Katsidis' late goal was of great significance to both AEK and the club's fans, given that the 2-1 win enabled one of Greek football's traditional giants -- currently in a crisis -- to pull four points clear of the relegation zone.

Yet his celebration in front of the supporters in the Olympic Stadium only served to alienate a section who had initially reveled in his onfield display.

"There is no way we can forgive fascist salutes," said influential supporters' group -- Original 21 -- in a statement directed at Katidis.

"You are not welcome among us -- you are wanted! We are not convinced by your tears or by your excuses. Fascists and Nazis do not belong in AEK."

Meanwhile, the Greek federation has told CNN that the ban on Katidis only applies to internationals and has no bearing on his standing within his club.

AEK, champions on 11 occasions but whose stock has mirrored the Greek economy's by plummeting in recent years, have asked the player to explain his actions on Wednesday -- the same day Super League officials are set to discuss the case.
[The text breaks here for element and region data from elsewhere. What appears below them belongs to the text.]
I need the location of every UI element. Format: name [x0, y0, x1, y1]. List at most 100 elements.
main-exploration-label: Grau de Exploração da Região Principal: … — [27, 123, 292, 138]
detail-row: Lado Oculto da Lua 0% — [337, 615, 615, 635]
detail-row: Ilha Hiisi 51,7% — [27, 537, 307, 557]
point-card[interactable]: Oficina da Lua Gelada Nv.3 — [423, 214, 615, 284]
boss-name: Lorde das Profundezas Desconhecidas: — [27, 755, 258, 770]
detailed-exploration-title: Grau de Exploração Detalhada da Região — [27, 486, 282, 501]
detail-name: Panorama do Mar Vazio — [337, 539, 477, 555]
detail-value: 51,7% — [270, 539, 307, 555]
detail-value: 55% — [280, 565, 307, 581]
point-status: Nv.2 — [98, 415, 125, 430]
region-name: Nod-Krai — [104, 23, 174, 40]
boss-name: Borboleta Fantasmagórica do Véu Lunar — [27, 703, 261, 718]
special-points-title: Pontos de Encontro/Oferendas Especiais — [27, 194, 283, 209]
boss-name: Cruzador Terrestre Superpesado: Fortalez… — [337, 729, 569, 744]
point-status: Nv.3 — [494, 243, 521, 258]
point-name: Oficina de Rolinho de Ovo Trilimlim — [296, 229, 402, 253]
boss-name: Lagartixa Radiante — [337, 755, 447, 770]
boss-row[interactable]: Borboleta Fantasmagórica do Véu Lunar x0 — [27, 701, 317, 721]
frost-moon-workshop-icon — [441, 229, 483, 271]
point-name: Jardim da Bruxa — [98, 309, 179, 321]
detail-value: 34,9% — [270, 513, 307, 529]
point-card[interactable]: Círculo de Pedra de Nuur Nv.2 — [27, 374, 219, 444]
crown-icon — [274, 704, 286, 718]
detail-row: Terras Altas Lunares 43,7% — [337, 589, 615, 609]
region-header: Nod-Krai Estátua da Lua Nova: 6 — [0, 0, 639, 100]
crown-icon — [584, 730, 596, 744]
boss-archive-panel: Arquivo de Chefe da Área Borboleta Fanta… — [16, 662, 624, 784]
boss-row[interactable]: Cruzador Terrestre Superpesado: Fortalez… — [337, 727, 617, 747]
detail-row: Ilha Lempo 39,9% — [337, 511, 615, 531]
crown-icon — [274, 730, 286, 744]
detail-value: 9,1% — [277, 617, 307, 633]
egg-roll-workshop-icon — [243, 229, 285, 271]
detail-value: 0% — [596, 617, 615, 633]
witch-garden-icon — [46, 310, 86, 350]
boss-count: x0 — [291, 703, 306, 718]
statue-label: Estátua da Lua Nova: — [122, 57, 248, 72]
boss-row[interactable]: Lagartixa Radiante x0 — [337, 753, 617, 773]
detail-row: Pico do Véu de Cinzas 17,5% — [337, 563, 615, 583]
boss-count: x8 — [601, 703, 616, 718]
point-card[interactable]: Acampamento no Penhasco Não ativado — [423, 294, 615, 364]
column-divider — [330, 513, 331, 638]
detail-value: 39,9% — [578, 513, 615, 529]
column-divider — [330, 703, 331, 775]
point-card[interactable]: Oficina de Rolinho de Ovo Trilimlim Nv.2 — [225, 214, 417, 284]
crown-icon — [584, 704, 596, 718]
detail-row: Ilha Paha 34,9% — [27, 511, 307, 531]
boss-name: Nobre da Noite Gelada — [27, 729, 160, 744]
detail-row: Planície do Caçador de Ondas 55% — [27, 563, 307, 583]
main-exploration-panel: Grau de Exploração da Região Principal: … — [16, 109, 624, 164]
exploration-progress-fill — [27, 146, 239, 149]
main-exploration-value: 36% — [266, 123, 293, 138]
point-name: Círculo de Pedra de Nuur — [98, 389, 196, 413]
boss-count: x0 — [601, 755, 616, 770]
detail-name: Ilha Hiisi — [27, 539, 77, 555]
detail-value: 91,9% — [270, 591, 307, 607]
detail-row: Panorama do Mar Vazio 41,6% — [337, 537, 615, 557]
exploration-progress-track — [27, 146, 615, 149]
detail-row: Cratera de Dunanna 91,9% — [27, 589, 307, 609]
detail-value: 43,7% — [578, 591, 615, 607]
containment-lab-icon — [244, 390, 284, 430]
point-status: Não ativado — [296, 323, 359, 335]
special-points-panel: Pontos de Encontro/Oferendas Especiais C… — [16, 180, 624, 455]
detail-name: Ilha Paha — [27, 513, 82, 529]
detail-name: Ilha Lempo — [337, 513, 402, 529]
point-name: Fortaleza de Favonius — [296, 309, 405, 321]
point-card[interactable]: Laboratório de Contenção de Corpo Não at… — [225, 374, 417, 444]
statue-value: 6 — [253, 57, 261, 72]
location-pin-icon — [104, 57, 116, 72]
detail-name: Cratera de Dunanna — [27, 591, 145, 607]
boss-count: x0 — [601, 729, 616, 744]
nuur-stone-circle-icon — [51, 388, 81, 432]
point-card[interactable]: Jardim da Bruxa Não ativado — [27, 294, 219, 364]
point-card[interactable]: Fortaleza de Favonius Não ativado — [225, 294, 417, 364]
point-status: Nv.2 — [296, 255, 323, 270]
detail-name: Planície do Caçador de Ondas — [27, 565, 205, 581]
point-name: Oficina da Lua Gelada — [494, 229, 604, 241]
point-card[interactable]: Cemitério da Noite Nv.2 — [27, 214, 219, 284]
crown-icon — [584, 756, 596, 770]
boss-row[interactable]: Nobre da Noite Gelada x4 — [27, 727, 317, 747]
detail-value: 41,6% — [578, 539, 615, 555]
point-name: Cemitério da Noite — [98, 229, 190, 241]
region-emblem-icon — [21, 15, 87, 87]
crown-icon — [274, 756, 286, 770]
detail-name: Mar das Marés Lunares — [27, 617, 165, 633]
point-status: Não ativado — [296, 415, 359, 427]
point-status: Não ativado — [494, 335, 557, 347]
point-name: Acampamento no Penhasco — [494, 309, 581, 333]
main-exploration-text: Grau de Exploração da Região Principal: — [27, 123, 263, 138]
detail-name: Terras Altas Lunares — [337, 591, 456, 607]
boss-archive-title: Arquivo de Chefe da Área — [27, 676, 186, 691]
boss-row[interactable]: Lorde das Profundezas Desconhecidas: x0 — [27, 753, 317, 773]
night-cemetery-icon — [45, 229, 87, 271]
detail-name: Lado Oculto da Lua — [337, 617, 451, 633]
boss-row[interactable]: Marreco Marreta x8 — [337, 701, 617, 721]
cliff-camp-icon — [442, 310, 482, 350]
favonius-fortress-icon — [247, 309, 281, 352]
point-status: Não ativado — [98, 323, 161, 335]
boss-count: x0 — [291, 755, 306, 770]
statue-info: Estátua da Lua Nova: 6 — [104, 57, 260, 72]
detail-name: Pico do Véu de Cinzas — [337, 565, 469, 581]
In 2005, Lazio striker Paolo di Canio was handed a one-match ban by Italian football authorities after making a fascist salute towards his club's fans during a game against Juventus.

Greek media has reported that Katidis has been given time off by the club in order to visit his wife in Italy since the incident, with many reporting that his AEK future is in doubt.

Just seven months into a four-year contract signed last August, the fortunes of a youngster who rose to prominence after impressing at Aris Salonika have been derailed for the most unlikely of reasons.